A friend and I did some work on exoplanets with the help of a research institute (IEEC in Spain) for a major high school project. What we did was to "redetect" the exoplanet XO-6b through the transit method. This is the scientific paper of the official discovery https://arxiv.org/pdf/1612.02776.pdf . With the data and information provided we could only extract the flux-time curve and with it calculate the radius of the planet. Once the radius was calculated, we wanted to go further and know more characteristics of the planet such as mass, period, distance to its star... What happened is that we needed the mass and we discovered that the most natural way to calculate it was through the method of radial velocities to which we did not have access.

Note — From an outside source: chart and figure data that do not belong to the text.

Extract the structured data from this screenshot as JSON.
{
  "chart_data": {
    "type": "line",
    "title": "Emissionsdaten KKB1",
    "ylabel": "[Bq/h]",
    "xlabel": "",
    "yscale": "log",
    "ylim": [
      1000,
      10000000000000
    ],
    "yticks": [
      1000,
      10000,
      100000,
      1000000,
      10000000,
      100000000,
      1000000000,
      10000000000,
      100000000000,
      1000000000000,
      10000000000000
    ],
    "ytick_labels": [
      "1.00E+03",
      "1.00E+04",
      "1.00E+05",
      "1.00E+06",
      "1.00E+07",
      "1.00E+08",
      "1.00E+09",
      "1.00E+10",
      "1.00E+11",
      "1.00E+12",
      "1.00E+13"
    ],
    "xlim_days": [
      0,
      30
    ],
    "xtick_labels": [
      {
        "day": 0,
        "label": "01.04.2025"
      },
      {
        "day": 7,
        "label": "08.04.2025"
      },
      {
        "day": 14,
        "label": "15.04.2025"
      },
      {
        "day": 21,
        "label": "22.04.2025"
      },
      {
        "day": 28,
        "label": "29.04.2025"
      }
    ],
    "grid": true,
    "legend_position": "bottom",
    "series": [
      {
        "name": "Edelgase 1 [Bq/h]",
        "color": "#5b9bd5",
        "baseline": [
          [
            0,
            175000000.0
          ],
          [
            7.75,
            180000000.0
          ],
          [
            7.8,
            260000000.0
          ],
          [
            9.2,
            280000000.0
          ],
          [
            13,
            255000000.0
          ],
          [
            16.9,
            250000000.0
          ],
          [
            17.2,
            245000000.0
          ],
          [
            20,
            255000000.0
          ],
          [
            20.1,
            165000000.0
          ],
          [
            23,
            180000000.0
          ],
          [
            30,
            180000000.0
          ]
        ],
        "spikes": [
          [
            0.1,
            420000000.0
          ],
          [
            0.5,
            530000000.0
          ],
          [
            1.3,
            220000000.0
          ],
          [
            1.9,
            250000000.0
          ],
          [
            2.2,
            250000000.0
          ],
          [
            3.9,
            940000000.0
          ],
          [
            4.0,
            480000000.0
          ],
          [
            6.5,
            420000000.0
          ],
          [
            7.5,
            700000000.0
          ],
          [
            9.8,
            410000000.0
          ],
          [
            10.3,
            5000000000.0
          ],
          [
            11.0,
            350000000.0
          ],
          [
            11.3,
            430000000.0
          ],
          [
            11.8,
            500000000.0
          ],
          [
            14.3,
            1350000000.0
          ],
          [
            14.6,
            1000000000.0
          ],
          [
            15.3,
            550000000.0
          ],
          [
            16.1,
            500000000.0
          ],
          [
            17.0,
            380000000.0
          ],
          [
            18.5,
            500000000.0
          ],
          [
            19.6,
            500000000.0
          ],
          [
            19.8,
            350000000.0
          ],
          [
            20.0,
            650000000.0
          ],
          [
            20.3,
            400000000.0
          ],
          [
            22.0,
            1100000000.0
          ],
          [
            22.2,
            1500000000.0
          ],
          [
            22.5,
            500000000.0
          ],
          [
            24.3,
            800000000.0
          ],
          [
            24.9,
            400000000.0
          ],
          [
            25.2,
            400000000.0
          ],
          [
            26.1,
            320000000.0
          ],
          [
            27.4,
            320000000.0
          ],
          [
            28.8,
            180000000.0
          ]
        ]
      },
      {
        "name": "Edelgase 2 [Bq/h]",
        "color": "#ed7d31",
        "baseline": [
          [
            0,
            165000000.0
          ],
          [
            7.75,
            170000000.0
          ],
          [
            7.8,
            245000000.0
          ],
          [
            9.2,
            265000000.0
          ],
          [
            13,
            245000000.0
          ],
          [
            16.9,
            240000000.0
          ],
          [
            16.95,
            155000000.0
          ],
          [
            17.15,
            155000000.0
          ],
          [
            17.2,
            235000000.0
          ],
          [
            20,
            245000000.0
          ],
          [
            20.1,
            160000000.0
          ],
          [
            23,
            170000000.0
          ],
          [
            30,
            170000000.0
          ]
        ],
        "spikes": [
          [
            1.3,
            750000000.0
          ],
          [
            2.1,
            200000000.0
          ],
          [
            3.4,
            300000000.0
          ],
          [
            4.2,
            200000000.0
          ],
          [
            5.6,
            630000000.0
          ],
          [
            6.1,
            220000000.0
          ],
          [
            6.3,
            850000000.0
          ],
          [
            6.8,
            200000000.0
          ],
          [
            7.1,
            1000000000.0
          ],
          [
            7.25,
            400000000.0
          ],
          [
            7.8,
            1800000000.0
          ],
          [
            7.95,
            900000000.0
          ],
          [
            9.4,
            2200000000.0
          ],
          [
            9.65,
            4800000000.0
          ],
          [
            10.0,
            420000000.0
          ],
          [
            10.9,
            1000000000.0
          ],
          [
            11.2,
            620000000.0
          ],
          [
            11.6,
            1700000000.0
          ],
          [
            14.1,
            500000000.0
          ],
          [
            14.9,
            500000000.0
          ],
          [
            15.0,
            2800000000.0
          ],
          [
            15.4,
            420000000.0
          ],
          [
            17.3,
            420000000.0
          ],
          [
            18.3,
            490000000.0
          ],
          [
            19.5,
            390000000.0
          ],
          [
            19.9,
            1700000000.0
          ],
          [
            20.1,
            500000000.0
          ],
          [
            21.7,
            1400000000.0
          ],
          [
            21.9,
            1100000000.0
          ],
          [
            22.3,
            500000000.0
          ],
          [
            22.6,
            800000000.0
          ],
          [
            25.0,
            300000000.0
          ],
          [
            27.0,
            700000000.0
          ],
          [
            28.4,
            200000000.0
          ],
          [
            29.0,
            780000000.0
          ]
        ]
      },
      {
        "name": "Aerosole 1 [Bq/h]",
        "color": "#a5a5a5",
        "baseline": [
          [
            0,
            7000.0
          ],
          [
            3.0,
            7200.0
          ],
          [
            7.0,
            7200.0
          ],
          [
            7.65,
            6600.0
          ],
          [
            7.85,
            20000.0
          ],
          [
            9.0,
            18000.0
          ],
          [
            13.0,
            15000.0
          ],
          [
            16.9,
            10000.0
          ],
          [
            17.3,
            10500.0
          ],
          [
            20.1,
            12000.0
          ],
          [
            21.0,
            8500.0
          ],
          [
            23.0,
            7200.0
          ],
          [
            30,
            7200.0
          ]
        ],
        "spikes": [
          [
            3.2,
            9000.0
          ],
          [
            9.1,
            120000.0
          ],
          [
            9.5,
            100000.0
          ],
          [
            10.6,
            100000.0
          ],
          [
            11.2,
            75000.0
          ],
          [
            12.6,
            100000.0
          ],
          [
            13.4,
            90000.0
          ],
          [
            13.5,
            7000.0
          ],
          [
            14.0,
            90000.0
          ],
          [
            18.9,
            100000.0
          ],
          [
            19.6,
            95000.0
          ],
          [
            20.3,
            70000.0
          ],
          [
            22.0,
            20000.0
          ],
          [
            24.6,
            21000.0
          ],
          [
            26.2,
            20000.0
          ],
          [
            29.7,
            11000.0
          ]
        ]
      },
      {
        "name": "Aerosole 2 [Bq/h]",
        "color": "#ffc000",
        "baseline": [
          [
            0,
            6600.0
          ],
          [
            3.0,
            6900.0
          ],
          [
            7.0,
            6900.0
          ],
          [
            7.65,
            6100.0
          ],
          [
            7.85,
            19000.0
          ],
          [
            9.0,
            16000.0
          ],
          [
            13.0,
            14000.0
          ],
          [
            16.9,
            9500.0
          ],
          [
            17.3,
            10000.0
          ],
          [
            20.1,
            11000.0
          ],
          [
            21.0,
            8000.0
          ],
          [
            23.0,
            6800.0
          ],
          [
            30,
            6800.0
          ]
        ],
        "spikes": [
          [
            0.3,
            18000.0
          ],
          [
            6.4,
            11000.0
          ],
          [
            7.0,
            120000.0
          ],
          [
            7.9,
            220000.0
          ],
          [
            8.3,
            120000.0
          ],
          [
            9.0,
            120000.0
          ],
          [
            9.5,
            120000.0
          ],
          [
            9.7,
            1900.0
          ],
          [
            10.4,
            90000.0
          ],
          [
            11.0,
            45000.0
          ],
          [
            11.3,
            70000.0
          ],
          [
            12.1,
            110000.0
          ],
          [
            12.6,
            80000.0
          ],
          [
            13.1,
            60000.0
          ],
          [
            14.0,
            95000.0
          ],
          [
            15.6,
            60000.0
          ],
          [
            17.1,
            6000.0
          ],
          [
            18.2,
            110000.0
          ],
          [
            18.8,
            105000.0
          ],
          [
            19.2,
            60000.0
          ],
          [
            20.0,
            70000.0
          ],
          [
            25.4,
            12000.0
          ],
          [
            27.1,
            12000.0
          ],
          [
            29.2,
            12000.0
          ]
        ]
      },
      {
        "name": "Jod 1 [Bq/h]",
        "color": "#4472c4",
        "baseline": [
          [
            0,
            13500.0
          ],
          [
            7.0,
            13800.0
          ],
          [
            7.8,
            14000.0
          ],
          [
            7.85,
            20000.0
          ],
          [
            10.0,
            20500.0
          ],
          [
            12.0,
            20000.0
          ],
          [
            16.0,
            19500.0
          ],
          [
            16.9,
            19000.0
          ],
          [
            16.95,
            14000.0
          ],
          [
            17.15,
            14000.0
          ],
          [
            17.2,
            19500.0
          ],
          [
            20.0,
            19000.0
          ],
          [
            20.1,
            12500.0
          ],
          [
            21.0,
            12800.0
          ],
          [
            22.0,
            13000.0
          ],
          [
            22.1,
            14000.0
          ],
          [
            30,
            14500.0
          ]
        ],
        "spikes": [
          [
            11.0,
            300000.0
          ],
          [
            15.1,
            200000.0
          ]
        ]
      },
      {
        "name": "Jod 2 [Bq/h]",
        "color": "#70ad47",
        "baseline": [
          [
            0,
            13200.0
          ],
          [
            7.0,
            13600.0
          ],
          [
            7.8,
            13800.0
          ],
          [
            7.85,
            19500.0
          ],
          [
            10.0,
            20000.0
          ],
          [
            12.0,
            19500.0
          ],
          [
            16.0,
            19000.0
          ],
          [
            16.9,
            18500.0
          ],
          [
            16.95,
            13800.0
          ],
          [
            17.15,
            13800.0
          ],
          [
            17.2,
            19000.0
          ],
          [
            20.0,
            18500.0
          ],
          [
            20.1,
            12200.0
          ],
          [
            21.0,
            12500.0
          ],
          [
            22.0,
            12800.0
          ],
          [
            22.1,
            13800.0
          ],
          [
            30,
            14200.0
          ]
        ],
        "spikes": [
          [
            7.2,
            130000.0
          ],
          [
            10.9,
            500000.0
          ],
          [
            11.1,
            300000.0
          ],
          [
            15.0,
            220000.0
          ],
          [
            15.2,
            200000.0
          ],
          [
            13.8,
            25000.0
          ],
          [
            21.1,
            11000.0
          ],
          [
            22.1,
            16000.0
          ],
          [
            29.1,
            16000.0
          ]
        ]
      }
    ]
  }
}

What we decided to do was to look in books and we found the following formula that approximated the mass of the planet:
$$M_P = \left(\frac{R_P}{R_\oplus}\right)^{2.06}M_\oplus$$
$$M_P = \left(\frac{162549\cdot10^3}{6370\cdot10^3}\right)^{2.06} \cdot 5,972\cdot10^{24}$$
$$M_P = 4,230\cdot10^{27} kg$$
$$M_P(M_J) = \frac{4,230\cdot10^{27}}{1,89\cdot10^{27}} = 2,48M_J$$
The problem with this formula is that it is imprecise and the result is not satisfactory as it is not within the range of the official finding which is M XO-6b = 1.9 ±0.5 MJ. Our result was 2.48 MJ (Masses of jupiter). Considering that our radius calculation already deviated a bit from the official one it is not a bad approximation but I would like to know if there is a more correct way to calculate the mass just knowing the radius and having the flux-time curve. With the mass we wanted to calculate other variables like the orbital period or the semi-major axis but the results deviated a lot.